Here’s where people like to try and punch holes in science in order to say that we don’t know anything about anything and can’t know everything about anything ever. I’ll admit it is going to take a long time to unravel this messy celestial ejaculation we call a universe, but science can still get us there eventually. Also, using the fact that we don’t know everything to say that we don’t know anything is a logical fallacy. I forget which one, but maybe Zacghqrt* can help me out. It certainly isn’t modus pollens when it comes to how strong this argument against science is.
Can't be of much help here. Typically no argument is even used, and if you tried to turn what these people are driving at into an actual argument you'd find that there is at least one key but unspoken premise. I'm not sure if there's a technical term for such arguments.
Let me jump right in to an example. The electron is one of my favorite particles so I’ll use it as an example. I know, sometimes they like to preheat fusion targets and muck up my experiments, but I still love them. Long ago, in the age of Benny Franklin, we had no idea what the hell an electron was. It didn’t come until JJ Thompson’s plum pudding model of the atom. Then the charge to mass ratio was determined, we tried smashing them to bits, we figured out their wavefunctions in the hydrogen atom, etc. Do you know how much we know about the electron? Still not much. Some string theorists say it is a vibrating loop of energy, others say it’s a particle with wavelike properties called a quanton, and some people like to believe that they are still divisible to this very day (I don’t talk to those people anymore). The electron is a good example of something we know a lot about, but we don’t know everything.
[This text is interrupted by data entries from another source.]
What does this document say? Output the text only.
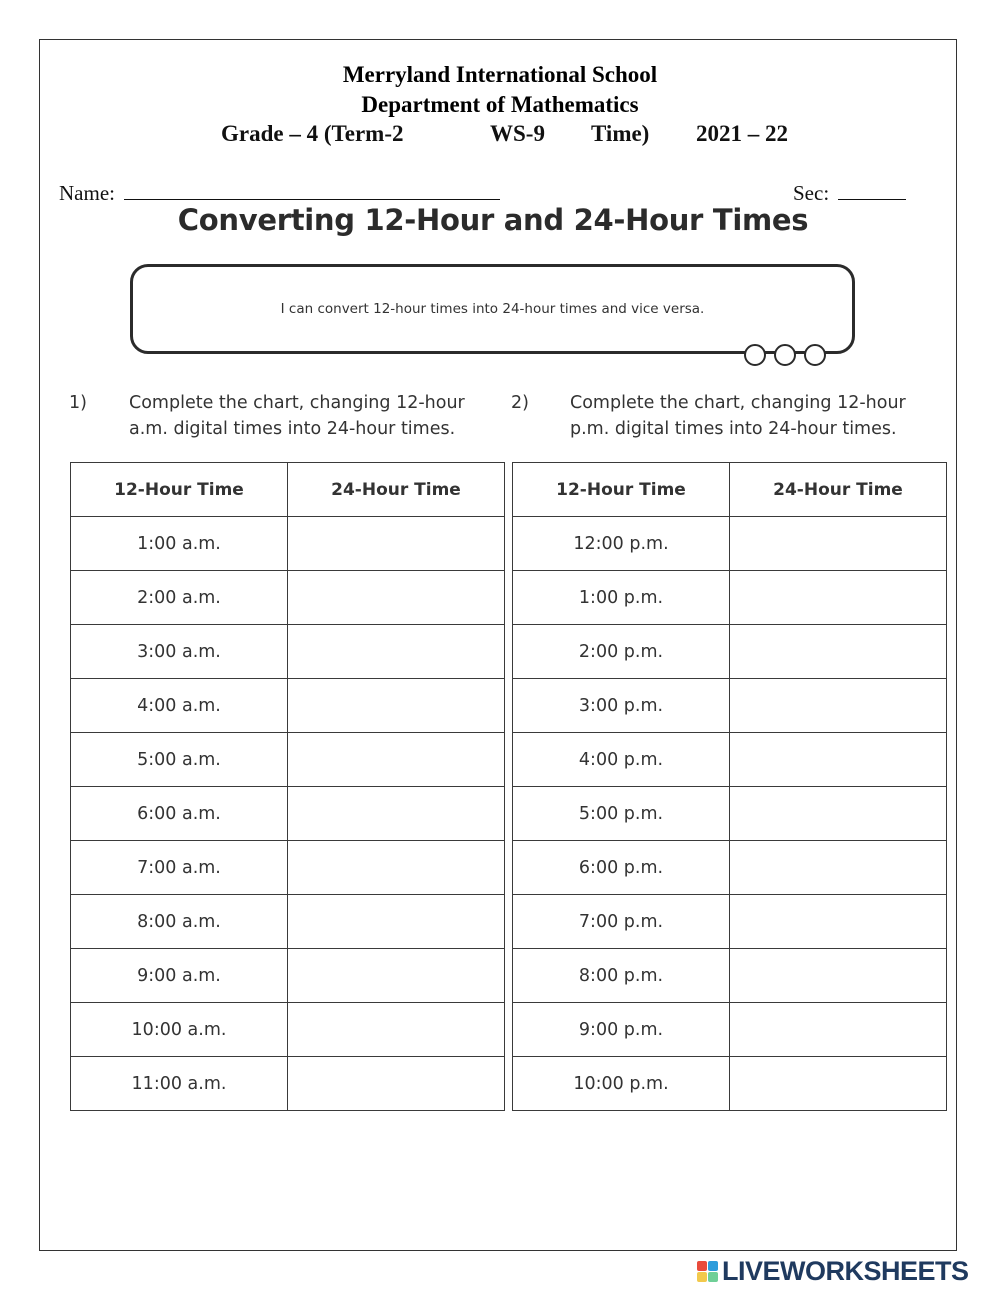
Merryland International School
Department of Mathematics
Grade – 4 (Term-2	WS-9 Time) 2021 – 22
Name:	Sec:
Converting 12-Hour and 24-Hour Times
I can convert 12-hour times into 24-hour times and vice versa.
1) Complete the chart, changing 12-hour
a.m. digital times into 24-hour times.
2) Complete the chart, changing 12-hour
p.m. digital times into 24-hour times.
12-Hour Time	24-Hour Time
1:00 a.m.	
2:00 a.m.	
3:00 a.m.	
4:00 a.m.	
5:00 a.m.	
6:00 a.m.	
7:00 a.m.	
8:00 a.m.	
9:00 a.m.	
10:00 a.m.	
11:00 a.m.	
12-Hour Time	24-Hour Time
12:00 p.m.	
1:00 p.m.	
2:00 p.m.	
3:00 p.m.	
4:00 p.m.	
5:00 p.m.	
6:00 p.m.	
7:00 p.m.	
8:00 p.m.	
9:00 p.m.	
10:00 p.m.	
LIVEWORKSHEETS
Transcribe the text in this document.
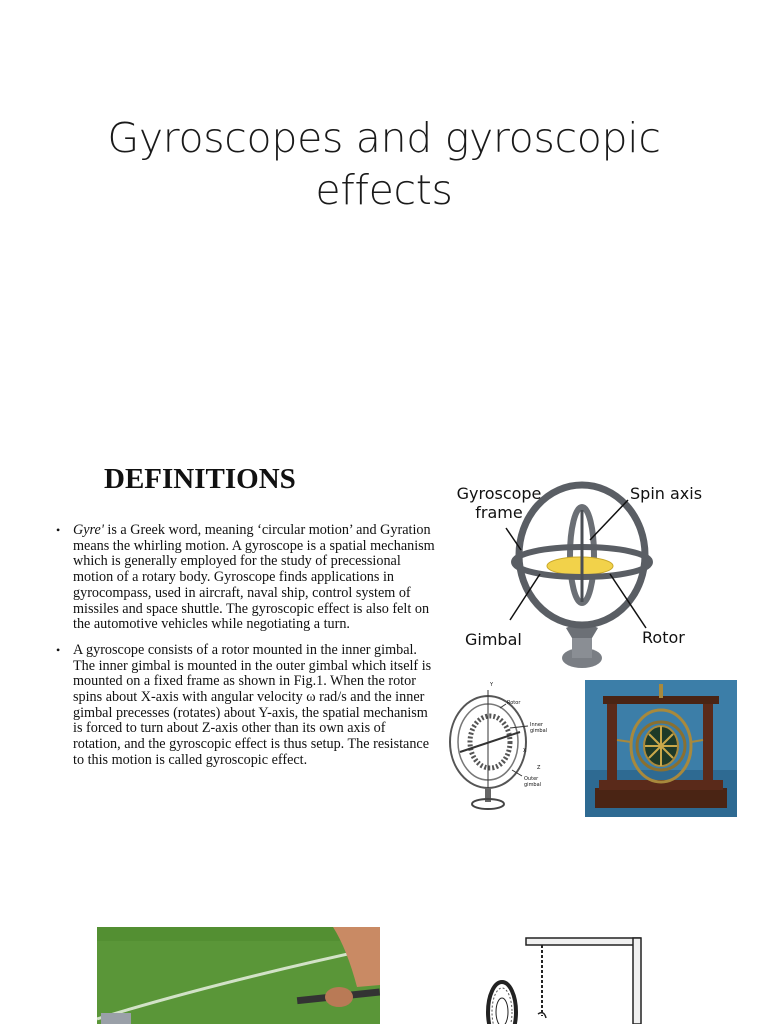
Gyroscopes and gyroscopic effects
DEFINITIONS
• Gyre' is a Greek word, meaning ‘circular motion’ and Gyration means the whirling motion. A gyroscope is a spatial mechanism which is generally employed for the study of precessional motion of a rotary body. Gyroscope finds applications in gyrocompass, used in aircraft, naval ship, control system of missiles and space shuttle. The gyroscopic effect is also felt on the automotive vehicles while negotiating a turn.
• A gyroscope consists of a rotor mounted in the inner gimbal. The inner gimbal is mounted in the outer gimbal which itself is mounted on a fixed frame as shown in Fig.1. When the rotor spins about X-axis with angular velocity ω rad/s and the inner gimbal precesses (rotates) about Y-axis, the spatial mechanism is forced to turn about Z-axis other than its own axis of rotation, and the gyroscopic effect is thus setup. The resistance to this motion is called gyroscopic effect.
Gyroscope
frame
Spin axis
Gimbal	Rotor
Y
Rotor
Inner
gimbal
X
Z
Outer
gimbal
The electron is a conundrum that we are still working on. I feel as though we aren’t even close to understanding what that thing is. Looking back on all we have done and all we have figured out about it, we still know quite a bit. Ok, I’m getting a little contradictory here. The point is that we know many things about the nature of the electrons existence that we can’t refute even if there are new facts that we find in the future. We know enough about the behavior of the electron in solids to build advanced semiconductors so that I can type this rant digitally rather than ratatatatating out on a typewriter. We even know enough about it to make accurate predictions in future experiments and to design new technologies around it (I have one word: “memristor”).
Let’s recap, because this is more of an unstructured rant than it is a point. Science has determined many things about reality and nature that we can consider to be solid immutable fact, like the charge of an electron. Just because we don’t know what exactly an electron is doesn’t make this fact refutable. Science as a process of discovery is a highly flawed thing, but it has the ability to find the truth even when we are looking for it in the wrong places. This is the value of science and why many people including myself consider science to be the most powerful and useful process imagined by humans.
Deep breath. I feel better now.
*Dan never could figure out how to spell my name :P
**The views expressed in the above post are not sanctioned by the LLE or any of its partners and do not reflect the views of the LLE at all.